Revisiting Basics of Eating
As kids, we all had a fine experience eating at the table with our family. There have also been occasions when we helped our mums set the table or serve simple dishes. For some, it started with a prayer while for others it was one of the best times of the day when there was so much laughter, fun and happiness around. But now, eating has become an undeniable chore that needs to be done as quickly as possible moving on to the next priority job in our busy schedule. In such a haste, we hardly chew the food mostly gulping it down which can cause ample harm to the body.
Eating Too Fast
Eating in a hurry might save time for you but it burdens you with side effects later in life which includes the brunt of:
Overeating & Obesity: The brain is not given sufficient time to realize fullness and you keep loading yourself with more calories than required. Such uncontrolled eating can put you at a higher risk of overweight/obesity. A large-scale study in Japan on people with type 2 diabetes showed that fast eaters were at the highest risk of obesity while slow eaters were at the lowest risk. That’s because, it takes between 15-20 minutes for the brain to realize satiety but a fast eater gobbles down more food in 20 minutes than a slow eater making them victims of overeating and fullness (https://health.clevelandclinic.org/are-you-a-fast-eater-slow-down-to-eat-and-weigh-less/) with the effects elaborated below:
Digestion: When you gobble down food there is no time for chewing it properly. There are even some who simply swallow it down with a glass of water to finish off with the eating chore as quickly as possible. All this can definitely end up in digestion problems.

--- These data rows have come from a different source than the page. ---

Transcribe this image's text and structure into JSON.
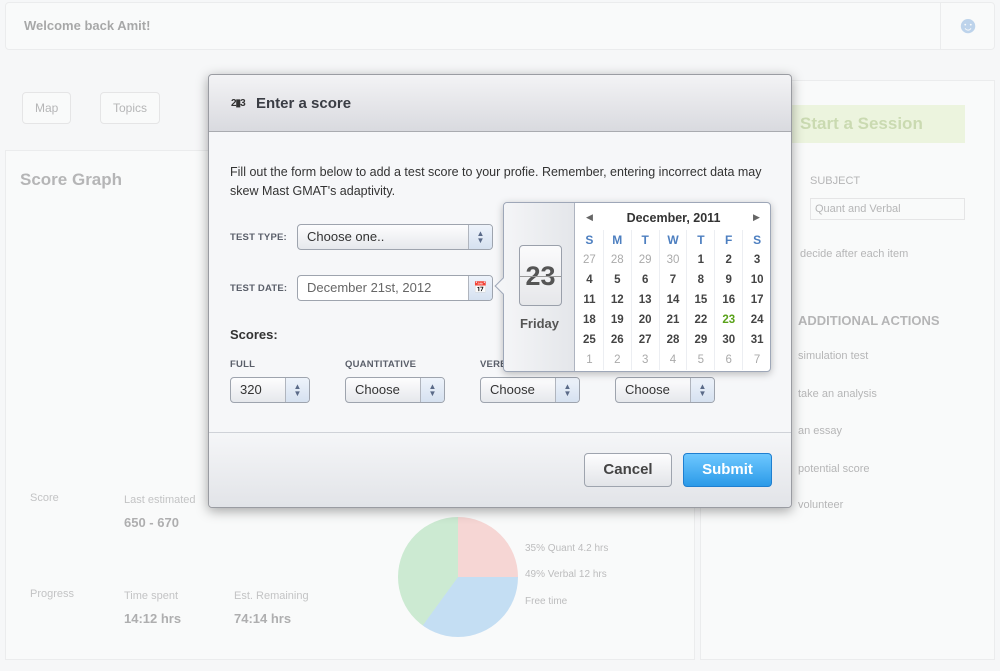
{
  "background": {
    "welcome": "Welcome back Amit!",
    "tabs": [
      "Map",
      "Topics"
    ],
    "score_graph_title": "Score Graph",
    "start_session": "Start a Session",
    "subject_label": "SUBJECT",
    "subject_value": "Quant and Verbal",
    "option_text": "decide after each item",
    "additional_actions": "ADDITIONAL ACTIONS",
    "actions": [
      "simulation test",
      "take an analysis",
      "an essay",
      "potential score",
      "volunteer"
    ],
    "stats": [
      {
        "label": "Last estimated",
        "value": "650 - 670"
      },
      {
        "label": "Time spent",
        "value": "14:12 hrs"
      },
      {
        "label": "Est. Remaining",
        "value": "74:14 hrs"
      }
    ],
    "mini_charts": [
      "Score",
      "Progress"
    ],
    "pie_legend": [
      "35% Quant 4.2 hrs",
      "49% Verbal 12 hrs",
      "Free time"
    ]
  },
  "modal": {
    "icon": "podium-icon",
    "title": "Enter a score",
    "intro": "Fill out the form below to add a test score to your profie. Remember, entering incorrect data may skew Mast GMAT's adaptivity.",
    "test_type_label": "TEST TYPE:",
    "test_type_value": "Choose one..",
    "test_date_label": "TEST DATE:",
    "test_date_value": "December 21st, 2012",
    "scores_label": "Scores:",
    "score_fields": [
      {
        "label": "FULL",
        "value": "320"
      },
      {
        "label": "QUANTITATIVE",
        "value": "Choose"
      },
      {
        "label": "VERBAL",
        "value": "Choose"
      },
      {
        "label": "",
        "value": "Choose"
      }
    ],
    "cancel": "Cancel",
    "submit": "Submit"
  },
  "calendar": {
    "selected_day": "23",
    "weekday": "Friday",
    "month": "December, 2011",
    "prev": "◀",
    "next": "▶",
    "dow": [
      "S",
      "M",
      "T",
      "W",
      "T",
      "F",
      "S"
    ],
    "weeks": [
      [
        "27",
        "28",
        "29",
        "30",
        "1",
        "2",
        "3"
      ],
      [
        "4",
        "5",
        "6",
        "7",
        "8",
        "9",
        "10"
      ],
      [
        "11",
        "12",
        "13",
        "14",
        "15",
        "16",
        "17"
      ],
      [
        "18",
        "19",
        "20",
        "21",
        "22",
        "23",
        "24"
      ],
      [
        "25",
        "26",
        "27",
        "28",
        "29",
        "30",
        "31"
      ],
      [
        "1",
        "2",
        "3",
        "4",
        "5",
        "6",
        "7"
      ]
    ],
    "selected_color": "#5aa21a"
  }
}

Insulin resistance: High blood sugar and insulin levels can land you with insulin resistance.
Decreased Metabolic Syndrome: Finishing off your food in less than 10 minutes? This might make the boss happier as you get to spend more time at your desk working but this is also an indication that you are putting yourself at a dangerously high risk of obesity and metabolic syndrome, both of which increase the risk of heart disease, diabetes and stroke. An exclusive study on this found that fast eaters were 11.6% likelier to develop metabolic syndrome and yet another study showed that fast eaters were three times likelier to be overweight than those who ate meals more slowly.
My best friend was an extremely slow eater and when we went to the hostel mess for a meal together, she would not even be done with one roti by the time the rest of us were near completion. She is not a chatterbox who wastes time while eating, doesn’t keep daydreaming with food right in front of her nor is there any concern that she has a displeasure for the food served. Her only habit was to chew the food as much as possible before swallowing and sending it for digestion. She almost does 25% of the digestion by chewing the food! She is the best example for chewing and eating the food as advised by India’s ancient school of medicine, Ayurveda.
Though nutritionally there is no difference witnessed with excess chewing it does indeed help to control appetite and weight gain. Chewing is said to increase satiety and hunger hormone levels and both, obese and lean people ate less when they chewed more.
There are a lot many advises shared on the best way to eat food and this includes mindful eating which is nothing but eating slowly, intentionally and without any electronic gadgets around with the sole focus of enjoying the food on your plate and being 100% aware of you eating process. This prevents you from eating at jet speed indeed!
Eating together might set the perfect platform for each of us to have fun and catch up on each of our activities through the day, the only time during which we completely forget about work, refrain from using our smartphones and be involved with our family. It provides us with the right opportunity to help our kids understand the art of choosing healthy foods, inspiring them to come up with ingredients that can be used in the next meal and also keep the entire family together providing them with time to come up with any issues or problems that need the intervention of other family members.
Instead of making it an appointment it should be seen as an opportunity to de-stress and build better relationships-parents with their kids and between adults too. There are even some countries where mealtimes are considered to be sacred. For instance, in France while it is acceptable to eat by oneself one should never rush a meal and failing to follow this would bring about awkward glances and dirty glares from other people surrounding the individual. In Mexican cities people often gather together in central areas like parks or town squares to enjoy their meal and in Cambodia villagers follow a pot-luck kind of tradition-each of them bring food and spread out colorful mats to eat them with joy (https://www.theatlantic.com/health/archive/2014/07/the-importance-of-eating-together/374256/).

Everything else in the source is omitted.